Word2Vec
Synopsis
Computes word embeddings using the CONTES/Gensis implementation.
This module is experimental.
Description
Computes word embeddings using the CONTES/Gensis implementation.
Snippet
<word2vec class="Word2Vec">
<contesDir></contesDir>
<python3Executable></python3Executable>
<workers></workers>
</word2vec>
Mandatory parameters
contesDir
Root directory of CONTES.
python3Executable
Path to the Python 3 executable.
workers
Use this many worker threads to train the model (=faster training with multicore machines).
Optional parameters
additionalArguments
UNDOCUMENTED
jsonFile
File where to write embeddings as a JSON object.
modelFile
UNDOCUMENTED
txtFile
File where to write embeddings as a table.
vectorFeature
Name of the feature where to store embeddings of each token. If this parameter is not set, then embeddings are not stored in any feature.
documentFilter
Only process document that satisfy this expression.
formFeature
Feature to use as word form.
minCount
UNDOCUMENTED
sectionFilter
Process only sections that satisfy this expression.
sentenceLayer
Name of the layer containing sentence annotations.
tokenLayer
Name of the layer containing token annotations.
vectorSize
The dimensionality of the feature vectors.

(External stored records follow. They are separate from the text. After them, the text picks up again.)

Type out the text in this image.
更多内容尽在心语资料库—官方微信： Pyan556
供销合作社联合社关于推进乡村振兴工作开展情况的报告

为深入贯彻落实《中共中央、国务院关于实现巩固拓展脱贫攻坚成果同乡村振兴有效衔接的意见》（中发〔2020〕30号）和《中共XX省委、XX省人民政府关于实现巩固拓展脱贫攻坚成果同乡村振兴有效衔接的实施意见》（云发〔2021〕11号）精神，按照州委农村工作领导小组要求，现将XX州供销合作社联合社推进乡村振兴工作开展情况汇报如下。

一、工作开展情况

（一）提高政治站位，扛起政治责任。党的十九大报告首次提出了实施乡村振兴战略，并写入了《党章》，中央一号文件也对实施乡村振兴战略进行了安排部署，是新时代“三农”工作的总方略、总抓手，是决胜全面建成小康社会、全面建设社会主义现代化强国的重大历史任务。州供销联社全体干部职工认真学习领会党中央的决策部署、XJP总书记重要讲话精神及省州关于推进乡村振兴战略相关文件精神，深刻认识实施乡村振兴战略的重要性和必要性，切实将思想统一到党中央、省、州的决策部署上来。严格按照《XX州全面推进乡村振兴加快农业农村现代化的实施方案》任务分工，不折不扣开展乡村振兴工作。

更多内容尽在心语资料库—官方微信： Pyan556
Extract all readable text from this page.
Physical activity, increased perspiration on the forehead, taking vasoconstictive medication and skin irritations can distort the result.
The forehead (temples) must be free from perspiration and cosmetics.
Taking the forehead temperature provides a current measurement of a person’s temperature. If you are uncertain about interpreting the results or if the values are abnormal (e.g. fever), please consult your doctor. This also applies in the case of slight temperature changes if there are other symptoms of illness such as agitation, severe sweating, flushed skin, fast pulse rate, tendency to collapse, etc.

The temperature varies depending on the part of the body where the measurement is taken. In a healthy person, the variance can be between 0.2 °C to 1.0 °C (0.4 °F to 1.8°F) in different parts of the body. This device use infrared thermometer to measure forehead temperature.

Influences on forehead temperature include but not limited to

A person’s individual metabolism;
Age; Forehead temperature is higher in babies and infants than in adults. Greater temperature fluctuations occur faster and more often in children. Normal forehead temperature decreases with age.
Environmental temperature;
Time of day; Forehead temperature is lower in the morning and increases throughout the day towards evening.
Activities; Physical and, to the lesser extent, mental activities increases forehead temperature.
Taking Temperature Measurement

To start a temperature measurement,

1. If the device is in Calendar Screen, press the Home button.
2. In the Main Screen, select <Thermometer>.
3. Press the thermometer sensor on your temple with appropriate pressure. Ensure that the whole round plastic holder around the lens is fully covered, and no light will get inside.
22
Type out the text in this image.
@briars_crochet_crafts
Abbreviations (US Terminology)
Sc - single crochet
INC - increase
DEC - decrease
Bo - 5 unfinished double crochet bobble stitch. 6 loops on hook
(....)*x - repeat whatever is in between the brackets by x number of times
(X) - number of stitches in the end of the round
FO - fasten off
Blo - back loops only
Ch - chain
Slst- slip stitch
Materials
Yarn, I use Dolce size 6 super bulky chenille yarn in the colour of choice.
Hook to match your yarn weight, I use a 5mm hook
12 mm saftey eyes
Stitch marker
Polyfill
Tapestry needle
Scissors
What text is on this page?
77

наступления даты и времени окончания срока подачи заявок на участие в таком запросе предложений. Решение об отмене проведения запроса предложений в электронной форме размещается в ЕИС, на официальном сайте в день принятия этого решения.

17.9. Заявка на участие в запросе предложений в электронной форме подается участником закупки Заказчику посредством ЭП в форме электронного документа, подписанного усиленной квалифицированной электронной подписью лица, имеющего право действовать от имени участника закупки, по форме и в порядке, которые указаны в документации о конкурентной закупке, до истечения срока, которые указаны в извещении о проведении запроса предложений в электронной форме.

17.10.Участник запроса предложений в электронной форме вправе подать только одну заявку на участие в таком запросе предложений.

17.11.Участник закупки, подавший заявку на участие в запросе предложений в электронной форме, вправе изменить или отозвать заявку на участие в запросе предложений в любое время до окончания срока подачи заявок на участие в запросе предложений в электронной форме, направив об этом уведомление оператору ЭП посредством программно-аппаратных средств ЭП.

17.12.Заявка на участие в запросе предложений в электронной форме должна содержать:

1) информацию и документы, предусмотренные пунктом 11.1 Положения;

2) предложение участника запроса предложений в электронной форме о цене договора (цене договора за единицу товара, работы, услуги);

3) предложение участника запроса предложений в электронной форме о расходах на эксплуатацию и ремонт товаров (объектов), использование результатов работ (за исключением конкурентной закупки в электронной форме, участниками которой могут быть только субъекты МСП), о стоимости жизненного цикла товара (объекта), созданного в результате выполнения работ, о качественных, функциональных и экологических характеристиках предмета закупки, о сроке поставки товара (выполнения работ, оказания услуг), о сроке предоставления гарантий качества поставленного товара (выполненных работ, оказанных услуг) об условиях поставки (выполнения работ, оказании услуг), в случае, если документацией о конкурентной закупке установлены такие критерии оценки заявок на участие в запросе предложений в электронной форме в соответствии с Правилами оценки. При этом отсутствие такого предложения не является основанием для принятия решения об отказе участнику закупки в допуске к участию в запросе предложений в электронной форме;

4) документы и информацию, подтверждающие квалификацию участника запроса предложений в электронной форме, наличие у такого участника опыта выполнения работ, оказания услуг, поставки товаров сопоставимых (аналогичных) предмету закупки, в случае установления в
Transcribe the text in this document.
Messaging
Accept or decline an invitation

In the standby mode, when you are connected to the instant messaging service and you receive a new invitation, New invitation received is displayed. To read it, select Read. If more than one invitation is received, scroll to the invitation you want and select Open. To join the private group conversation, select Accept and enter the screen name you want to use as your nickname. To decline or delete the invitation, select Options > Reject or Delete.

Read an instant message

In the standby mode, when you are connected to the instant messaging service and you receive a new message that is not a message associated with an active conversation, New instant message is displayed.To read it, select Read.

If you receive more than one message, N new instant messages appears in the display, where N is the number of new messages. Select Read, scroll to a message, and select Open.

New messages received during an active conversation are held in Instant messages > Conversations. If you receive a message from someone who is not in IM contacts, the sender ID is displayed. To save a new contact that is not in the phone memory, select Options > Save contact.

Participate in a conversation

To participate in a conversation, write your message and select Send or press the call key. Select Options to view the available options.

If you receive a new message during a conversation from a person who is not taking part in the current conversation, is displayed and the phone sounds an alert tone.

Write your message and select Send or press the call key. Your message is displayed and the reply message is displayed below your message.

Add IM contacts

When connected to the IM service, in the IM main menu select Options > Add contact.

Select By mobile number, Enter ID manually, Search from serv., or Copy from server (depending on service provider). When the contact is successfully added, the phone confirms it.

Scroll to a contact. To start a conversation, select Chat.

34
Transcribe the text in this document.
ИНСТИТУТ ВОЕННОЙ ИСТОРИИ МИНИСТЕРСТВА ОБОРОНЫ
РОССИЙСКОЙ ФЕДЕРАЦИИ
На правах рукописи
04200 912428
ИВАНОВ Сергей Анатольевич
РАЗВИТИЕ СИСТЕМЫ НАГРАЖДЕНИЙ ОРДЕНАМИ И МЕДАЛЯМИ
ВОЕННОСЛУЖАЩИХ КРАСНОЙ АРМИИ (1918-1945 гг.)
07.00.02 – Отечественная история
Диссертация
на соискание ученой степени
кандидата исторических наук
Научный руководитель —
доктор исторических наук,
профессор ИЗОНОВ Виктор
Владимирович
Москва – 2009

Often effective between 100 and 300.
windowSize
The maximum distance between the current and predicted word within a sentence.
Deprecated parameters
formFeatureName
Deprecated alias for formFeature .
sentenceLayerName
Deprecated alias for sentenceLayer .
tokenLayerName
Deprecated alias for tokenLayer .
vectorFeatureName
Deprecated alias for vectorFeature .